Beyond Tables and Views: Building a Custom dbt Materialization to Deploy Streamlit Apps on Snowflake
Deploying Streamlit apps with dbt on Snowflake using a custom dbt materialization: a practical tutorial and exploration
If you want to jump straight into the code, you can find it on Github.
What if your dbt model could deploy a dashboard instead of creating a table? If you’ve worked with dbt for any amount of time, you’re familiar with the usual suspects: table
, view
, and incremental
materializations. These are the bread and butter of data transformation—turning your SQL into database objects that store or reference your transformed data. Tables persist your results, views create virtual representations, and incremental models efficiently update existing datasets.

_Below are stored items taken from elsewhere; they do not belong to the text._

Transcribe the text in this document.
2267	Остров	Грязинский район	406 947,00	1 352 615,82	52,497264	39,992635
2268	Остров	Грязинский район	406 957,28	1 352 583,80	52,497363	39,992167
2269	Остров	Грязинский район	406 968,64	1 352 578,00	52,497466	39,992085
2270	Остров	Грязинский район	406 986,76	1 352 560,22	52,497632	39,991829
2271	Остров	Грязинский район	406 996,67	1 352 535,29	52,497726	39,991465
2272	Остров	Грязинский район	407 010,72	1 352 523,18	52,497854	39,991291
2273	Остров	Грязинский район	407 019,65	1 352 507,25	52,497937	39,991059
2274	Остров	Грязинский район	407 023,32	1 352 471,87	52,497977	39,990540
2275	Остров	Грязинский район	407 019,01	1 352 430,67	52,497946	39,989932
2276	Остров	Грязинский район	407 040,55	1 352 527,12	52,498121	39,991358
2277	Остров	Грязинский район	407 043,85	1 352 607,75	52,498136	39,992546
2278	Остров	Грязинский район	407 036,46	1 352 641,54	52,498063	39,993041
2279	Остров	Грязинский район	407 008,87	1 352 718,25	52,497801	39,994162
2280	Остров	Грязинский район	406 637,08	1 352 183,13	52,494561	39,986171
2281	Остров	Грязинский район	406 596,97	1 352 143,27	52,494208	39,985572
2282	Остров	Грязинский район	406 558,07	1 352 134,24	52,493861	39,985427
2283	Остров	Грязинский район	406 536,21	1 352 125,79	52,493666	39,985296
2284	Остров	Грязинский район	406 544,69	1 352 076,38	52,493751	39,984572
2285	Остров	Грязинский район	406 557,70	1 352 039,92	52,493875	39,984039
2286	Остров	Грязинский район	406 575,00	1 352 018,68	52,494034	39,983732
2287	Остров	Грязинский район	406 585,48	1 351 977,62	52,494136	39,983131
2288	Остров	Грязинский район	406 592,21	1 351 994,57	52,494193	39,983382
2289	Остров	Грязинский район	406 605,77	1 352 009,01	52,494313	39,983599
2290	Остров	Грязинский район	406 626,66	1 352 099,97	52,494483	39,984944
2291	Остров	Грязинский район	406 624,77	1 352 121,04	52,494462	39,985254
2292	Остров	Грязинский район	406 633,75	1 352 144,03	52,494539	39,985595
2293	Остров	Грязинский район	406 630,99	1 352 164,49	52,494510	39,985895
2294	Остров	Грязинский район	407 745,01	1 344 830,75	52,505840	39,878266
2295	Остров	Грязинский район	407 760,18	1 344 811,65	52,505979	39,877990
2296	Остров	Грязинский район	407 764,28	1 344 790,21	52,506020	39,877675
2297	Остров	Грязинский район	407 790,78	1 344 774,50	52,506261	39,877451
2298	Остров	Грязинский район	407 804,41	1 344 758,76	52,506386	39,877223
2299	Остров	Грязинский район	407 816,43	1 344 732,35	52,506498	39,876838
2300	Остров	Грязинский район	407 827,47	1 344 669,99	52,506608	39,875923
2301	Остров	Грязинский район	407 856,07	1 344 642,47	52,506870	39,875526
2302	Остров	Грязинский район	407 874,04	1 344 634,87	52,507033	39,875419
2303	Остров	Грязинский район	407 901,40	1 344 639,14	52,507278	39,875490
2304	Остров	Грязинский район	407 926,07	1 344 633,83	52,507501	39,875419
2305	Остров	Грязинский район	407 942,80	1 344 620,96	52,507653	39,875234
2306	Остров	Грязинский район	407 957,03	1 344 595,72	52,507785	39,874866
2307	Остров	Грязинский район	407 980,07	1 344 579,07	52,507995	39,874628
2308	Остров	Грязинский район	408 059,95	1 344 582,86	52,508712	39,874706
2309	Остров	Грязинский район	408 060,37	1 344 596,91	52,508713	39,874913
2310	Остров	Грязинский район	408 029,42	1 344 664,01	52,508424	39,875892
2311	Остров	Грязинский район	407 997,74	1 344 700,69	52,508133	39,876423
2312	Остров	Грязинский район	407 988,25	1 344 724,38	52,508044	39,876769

But here’s where it gets interesting: I was working on a source freshness dashboard in Snowflake using Streamlit, constantly switching between my dbt transformations and my visualization code. Then I thought: Why am I managing these separately? Snowflake defines everything in SQL, my dbt models already know everything about my data structure, my business logic and source freshness. What if the same workflow that deploys my transformed data could also deploy the applications that visualize it? And that’s not the only use case I saw. These are just a few cases where I think dbt can benefit from interactive visualization with Streamlit:
- Showing the costs of your models
- Offering better documentation of your data marts
- Having a one‑stop shop for documentation, dashboards, and data requests
- Keeping an eye on how your dbt pipelines are running (e.g., using the Elementary dbt package)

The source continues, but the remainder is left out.